Kata “mbangun deso” sangat tidak asing di era tahun 1990. Kalau saya ingat-ingat, waktu itu saya masih duduk bangku SMP, dan acara itu muncul di TVRI Yogyakarta setiap akhir minggu dengan kemasan yang mirip dengan “sitkom” (komedi situasi) dengan pesan-pesan pembangunan dan edukasi selalu jadi temanya.

Biasanya, setiap episode akan diawali dengan kondisi menbingungkan, bisa soal pertanian, rapat desa, sampai cek-cok antar warga. Tokoh-tokoh yang ada di dalam sitkom tersebut boleh dibilang sesuai dengan kondisi desa pada umumnya. Ada tokoh bijak (Pak Bina), ada tokoh keras kepala (Den Baguse Ngarso), tokoh emosional (Kuriman), tokoh nerimo dan pasrah (keluarga Sronto), dan di akhir cerita selalu disajikan solusi yang ada yang merupakan hasil diskusi antar tokoh desa dan warga dalam cara pandangnya masing-masing.

Pendopo Kepatihan Kantor Gubernur DIY, cerita itu kembali disinggung karena saat ini sudah jarang ditemukan hal serupa pada masyarakat (Pemerintah Kabupaten, desa, tokoh) saat ini. Seakan komunikasi antar Pemerintah, tokoh masyarakat dan warganya tidak terjalin dalam nuansa kebersamaan, padahal di desa, kebersamaan ini yang akan menimbulkan apa yang dinamakan dengan prinsip partisipatif.

Cerita itu mengawali diskusi tentang “Mengawal Dana Hingga Desa” bersama dengan Pimpinan KPK Johan Budi SP, dan DirJen Bina Pemerintah Desa Nata Irawan,SH,M.Si. Dalam diskusi ini mengharap semua masyarakat mengkawal dana Desa hingga benar-benar sampai sesuai dengan harapan. Dengan UU Desa yang sudah ada, seharusnya desa-desa dapat menjalankan skema Pemerintahnya lebih leluasa, dan harapannya jangan membuat Desa untuk rebutan karena Desa bukan untuk “REBUTAN” tapi untuk dikembangkan.

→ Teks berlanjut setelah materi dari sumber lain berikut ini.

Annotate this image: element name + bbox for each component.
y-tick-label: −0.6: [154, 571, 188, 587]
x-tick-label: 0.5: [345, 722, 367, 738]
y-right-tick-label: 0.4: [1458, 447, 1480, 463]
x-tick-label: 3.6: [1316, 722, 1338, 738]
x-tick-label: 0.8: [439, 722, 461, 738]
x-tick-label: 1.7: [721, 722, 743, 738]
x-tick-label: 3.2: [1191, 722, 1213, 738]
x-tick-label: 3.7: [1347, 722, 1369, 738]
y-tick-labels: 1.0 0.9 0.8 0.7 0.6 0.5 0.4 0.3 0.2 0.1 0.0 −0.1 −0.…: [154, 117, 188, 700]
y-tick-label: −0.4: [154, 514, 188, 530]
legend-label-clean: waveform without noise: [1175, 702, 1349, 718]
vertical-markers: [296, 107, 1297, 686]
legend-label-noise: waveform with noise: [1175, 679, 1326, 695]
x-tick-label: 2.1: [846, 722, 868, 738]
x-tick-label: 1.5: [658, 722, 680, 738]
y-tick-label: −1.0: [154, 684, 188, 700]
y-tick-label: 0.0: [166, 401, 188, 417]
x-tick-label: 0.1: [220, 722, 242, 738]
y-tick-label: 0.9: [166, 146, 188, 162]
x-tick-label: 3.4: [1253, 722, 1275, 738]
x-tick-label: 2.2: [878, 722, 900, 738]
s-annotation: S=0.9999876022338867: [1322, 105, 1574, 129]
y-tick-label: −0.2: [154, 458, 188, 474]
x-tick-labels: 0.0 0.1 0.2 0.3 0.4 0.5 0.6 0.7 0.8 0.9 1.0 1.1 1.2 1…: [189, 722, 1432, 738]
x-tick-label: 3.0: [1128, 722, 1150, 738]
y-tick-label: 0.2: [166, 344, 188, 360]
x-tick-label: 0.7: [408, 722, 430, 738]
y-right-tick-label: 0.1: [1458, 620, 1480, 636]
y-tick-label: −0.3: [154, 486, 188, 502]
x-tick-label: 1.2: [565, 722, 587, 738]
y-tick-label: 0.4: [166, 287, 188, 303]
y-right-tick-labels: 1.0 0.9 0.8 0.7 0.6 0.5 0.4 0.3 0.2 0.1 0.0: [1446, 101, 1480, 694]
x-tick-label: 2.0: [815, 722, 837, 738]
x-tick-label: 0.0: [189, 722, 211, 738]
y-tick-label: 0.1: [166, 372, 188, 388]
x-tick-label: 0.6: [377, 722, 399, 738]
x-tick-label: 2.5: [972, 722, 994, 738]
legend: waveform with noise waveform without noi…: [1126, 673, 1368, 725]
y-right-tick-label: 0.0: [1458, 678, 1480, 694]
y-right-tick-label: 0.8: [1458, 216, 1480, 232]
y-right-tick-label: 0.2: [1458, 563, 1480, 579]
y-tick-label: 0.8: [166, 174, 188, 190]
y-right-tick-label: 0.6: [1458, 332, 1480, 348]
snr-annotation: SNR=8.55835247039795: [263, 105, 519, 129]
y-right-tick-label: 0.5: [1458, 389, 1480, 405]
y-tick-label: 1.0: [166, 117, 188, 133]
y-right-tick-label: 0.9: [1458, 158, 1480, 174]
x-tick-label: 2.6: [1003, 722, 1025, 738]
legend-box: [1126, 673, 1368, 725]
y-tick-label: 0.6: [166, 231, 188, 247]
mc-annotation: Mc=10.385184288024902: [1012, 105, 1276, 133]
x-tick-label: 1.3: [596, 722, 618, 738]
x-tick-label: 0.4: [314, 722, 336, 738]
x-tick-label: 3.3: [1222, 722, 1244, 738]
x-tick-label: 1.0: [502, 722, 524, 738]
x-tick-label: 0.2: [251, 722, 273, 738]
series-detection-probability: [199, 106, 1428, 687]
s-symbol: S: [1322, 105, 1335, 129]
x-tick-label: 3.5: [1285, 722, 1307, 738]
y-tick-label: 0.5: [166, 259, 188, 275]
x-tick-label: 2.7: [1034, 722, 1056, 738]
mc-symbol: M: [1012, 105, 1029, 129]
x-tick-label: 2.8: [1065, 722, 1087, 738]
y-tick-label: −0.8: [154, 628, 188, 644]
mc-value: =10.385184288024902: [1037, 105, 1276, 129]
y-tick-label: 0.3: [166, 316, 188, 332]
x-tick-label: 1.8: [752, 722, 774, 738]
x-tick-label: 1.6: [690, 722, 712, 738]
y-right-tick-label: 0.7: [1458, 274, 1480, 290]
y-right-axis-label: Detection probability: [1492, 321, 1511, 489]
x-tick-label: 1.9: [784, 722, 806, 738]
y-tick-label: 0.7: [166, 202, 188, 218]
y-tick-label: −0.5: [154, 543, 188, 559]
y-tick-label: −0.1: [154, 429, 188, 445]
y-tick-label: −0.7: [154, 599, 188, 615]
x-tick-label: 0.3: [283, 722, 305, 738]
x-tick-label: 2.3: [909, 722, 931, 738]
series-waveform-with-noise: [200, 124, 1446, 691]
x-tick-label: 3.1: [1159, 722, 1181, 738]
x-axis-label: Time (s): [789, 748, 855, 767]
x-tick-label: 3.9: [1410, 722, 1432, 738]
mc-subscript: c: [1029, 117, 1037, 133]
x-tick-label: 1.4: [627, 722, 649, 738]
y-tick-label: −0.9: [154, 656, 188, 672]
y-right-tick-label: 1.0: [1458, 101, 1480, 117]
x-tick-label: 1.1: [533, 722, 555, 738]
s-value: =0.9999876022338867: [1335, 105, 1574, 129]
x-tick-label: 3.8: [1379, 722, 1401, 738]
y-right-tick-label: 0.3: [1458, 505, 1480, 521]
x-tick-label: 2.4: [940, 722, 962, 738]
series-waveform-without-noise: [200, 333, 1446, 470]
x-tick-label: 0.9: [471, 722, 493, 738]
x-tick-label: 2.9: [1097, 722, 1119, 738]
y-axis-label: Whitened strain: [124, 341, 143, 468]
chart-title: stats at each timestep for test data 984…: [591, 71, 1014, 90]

Bukan hanya “membangun desa” tapi “desa” juga harus “membangun” masyarakatnya.

KPK memilih kota Yogyakarta sebagai tempat diskusi tentang UU Desa karena Yogyakarta dianggap sebagai kota yang paling siap dengan pelaksanaan dana Desa dibanding dengan Kota-Kota yang lain.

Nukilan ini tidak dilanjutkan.